Discussion avec Jean-Luc Saumade

Aujourd'hui, j'ai eu l'occasion d'aborder l'un de mes scénarios avec un scénariste, M. J-L. Saumade. Il s'agit d'un scénario filmique de court-métrage, dont le principal défaut (et je le sais d'autant plus que ça m'arrive à chaque fois) est d'être trop étoffé.


Je m'explique : j'ai une fâcheuse tendance à explorer consciencieusement mon univers.

Ce n'est pas un défaut en soi. C'est même d'ailleurs une qualité dont jouissent de nombreux scénaristes, et que les prétendants à ce titre (ou même les auteurs occasionnels) devraient chercher à acquérir. Plus précisément, j'aime être rigoureusement au courant des connaissances humaines (dans les domaines scientifiques notamment), ainsi que les évènements historiques attachées à l'époque dans lequel s'inscrit mon récit. Vient alors mon coté perfectionniste qui arrive au grand galop... et qui me fait monter un master de cent cinquante pages pour un petit projet sans prétention dont la finalité est 20minutes...
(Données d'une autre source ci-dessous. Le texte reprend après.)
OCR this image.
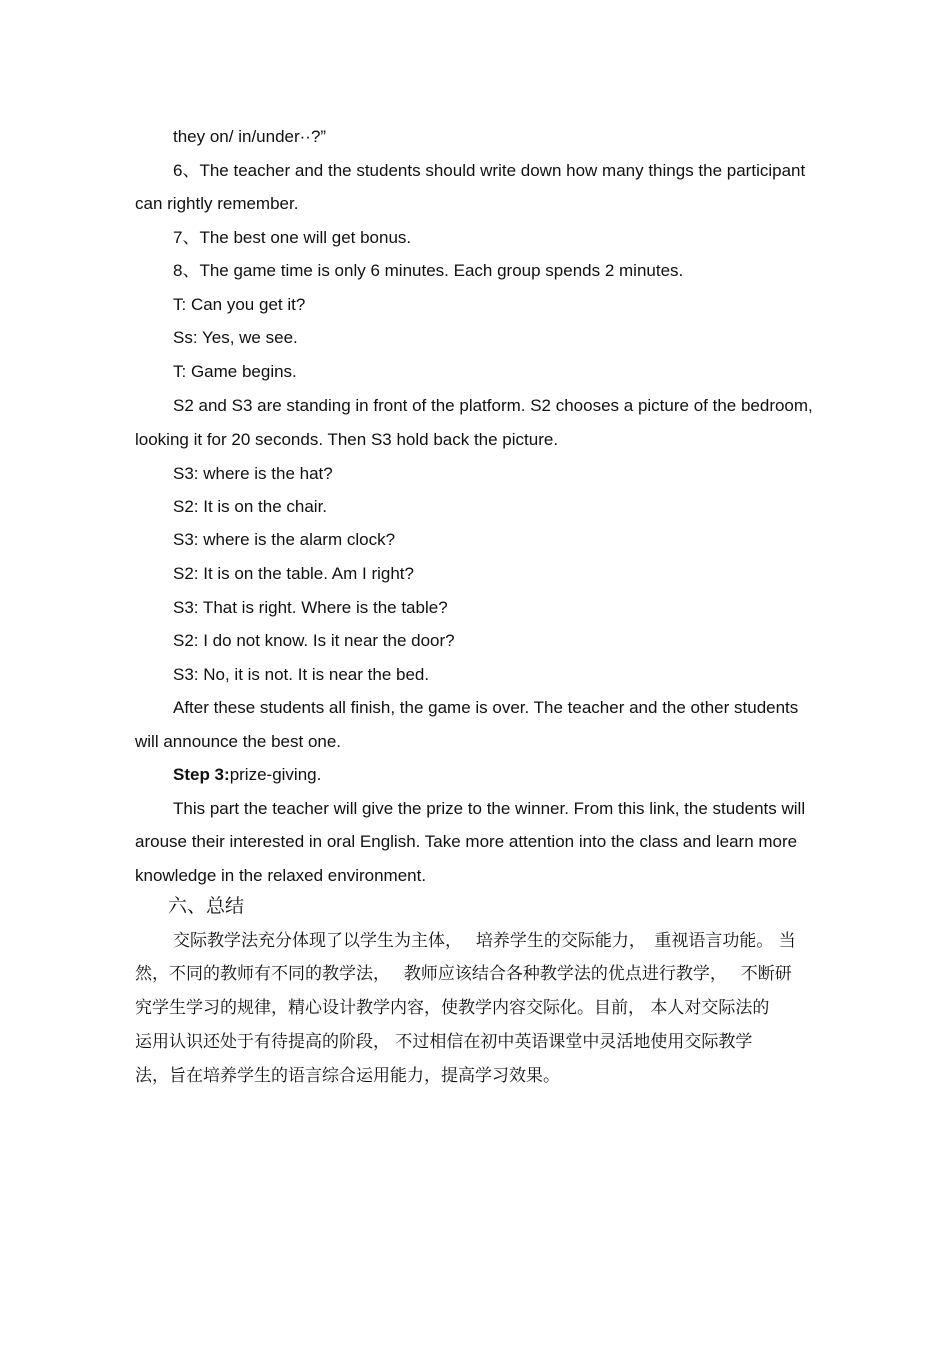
they on/ in/under··?”
6、The teacher and the students should write down how many things the participant
can rightly remember.
7、The best one will get bonus.
8、The game time is only 6 minutes. Each group spends 2 minutes.
T: Can you get it?
Ss: Yes, we see.
T: Game begins.
S2 and S3 are standing in front of the platform. S2 chooses a picture of the bedroom,
looking it for 20 seconds. Then S3 hold back the picture.
S3: where is the hat?
S2: It is on the chair.
S3: where is the alarm clock?
S2: It is on the table. Am I right?
S3: That is right. Where is the table?
S2: I do not know. Is it near the door?
S3: No, it is not. It is near the bed.
After these students all finish, the game is over. The teacher and the other students
will announce the best one.
Step 3:prize-giving.
This part the teacher will give the prize to the winner. From this link, the students will
arouse their interested in oral English. Take more attention into the class and learn more
knowledge in the relaxed environment.
六、总结
交际教学法充分体现了以学生为主体，　 培养学生的交际能力，　重视语言功能。 当
然，不同的教师有不同的教学法，　 教师应该结合各种教学法的优点进行教学，　 不断研
究学生学习的规律，精心设计教学内容，使教学内容交际化。目前， 本人对交际法的
运用认识还处于有待提高的阶段， 不过相信在初中英语课堂中灵活地使用交际教学
法，旨在培养学生的语言综合运用能力，提高学习效果。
Car oui, le scénario est gâchis.
Jeunes auteurs en herbe, si vous en doutiez encore...


Si vous me permettez de vous présenter succinctement et non-professionnellement le projet, le voici :
Dans une France de la fin du XIXe siècle, à l'ère de l'industrialisation, où la biologie et l'assistance médicale robotique automatisée se développent de concert, la guerre contre la Prusse s'éternise. Claude, prothésiste et artisan d'automate, accueille dans son cabinet les infirmes, les amputés et les estropiés pour les greffer et tenter de les réintégrer dans la société, pendant que s'entassent dans les officines de fortune montées au cœur les petits villages les blessés et mourants. Son amour pour son métier et son code moral seront mis à l'épreuve par l'arrivée d'un homme : Ernst Wagner, désirant une prothèse.

Vous l'aurez peut-être remarqués, il s'agit là d'une uchronie, inspiré de l'univers steampunk vernien. Si notre ère est au minimalisme, celle de cette fiction est au maximalisme (et croyez-le ou non, mais il est bien plus complexe de construire une uchronie que de rester fidèle à l'Histoire). En effet, l'énergie à vapeur, les immenses rouages, les machineries en cuivre, ... toute la mécanique bien huilée est glorifiée. Et y sont associés des domaines, comme, exemple s'il en est, la médecine. 
Dans une telle période, la société est valorisée et l'individu dévalué ; la machine prédomine vis-à-vis d'un homme, singulier. La Science est le cheval de bataille de la Civilisation.

Vous comprendrez donc aisément la masse d'informations qu'il a fallut rigoureusement réunir pour dominer les sujets traités, à savoir : la médecine du XIXe (les traitements et instruments, les us et coutumes-croyances-remèdes), les connaissances anatomiques (notamment les réseau et systèmes nerveux et sanguins, la neurologie, les muscles et les greffes déjà pratiqués jusqu'alors), les métaux et alliances connus et manufacturés (avec leurs propriétés et leur utilisation), les détails historiques liés à la guerre Franco-prussienne, la machinerie de l'époque, etc.
Et les recherches ne se sont pas limitées au pré-19e siècle, mais aussi au 20e et 21e, puisqu'il s'agit d'une uchronie. Ainsi donc, il est question d'associer des découvertes post-19e siècle à des évènements historiques pré-19e siècle. Et fictionnaliser un peu tout ça, en y mêlant un peu de grain personnel à moudre.



La discussion qui a suivi avec J-L. Saumade a été fructueuse, d'un certain point de vue.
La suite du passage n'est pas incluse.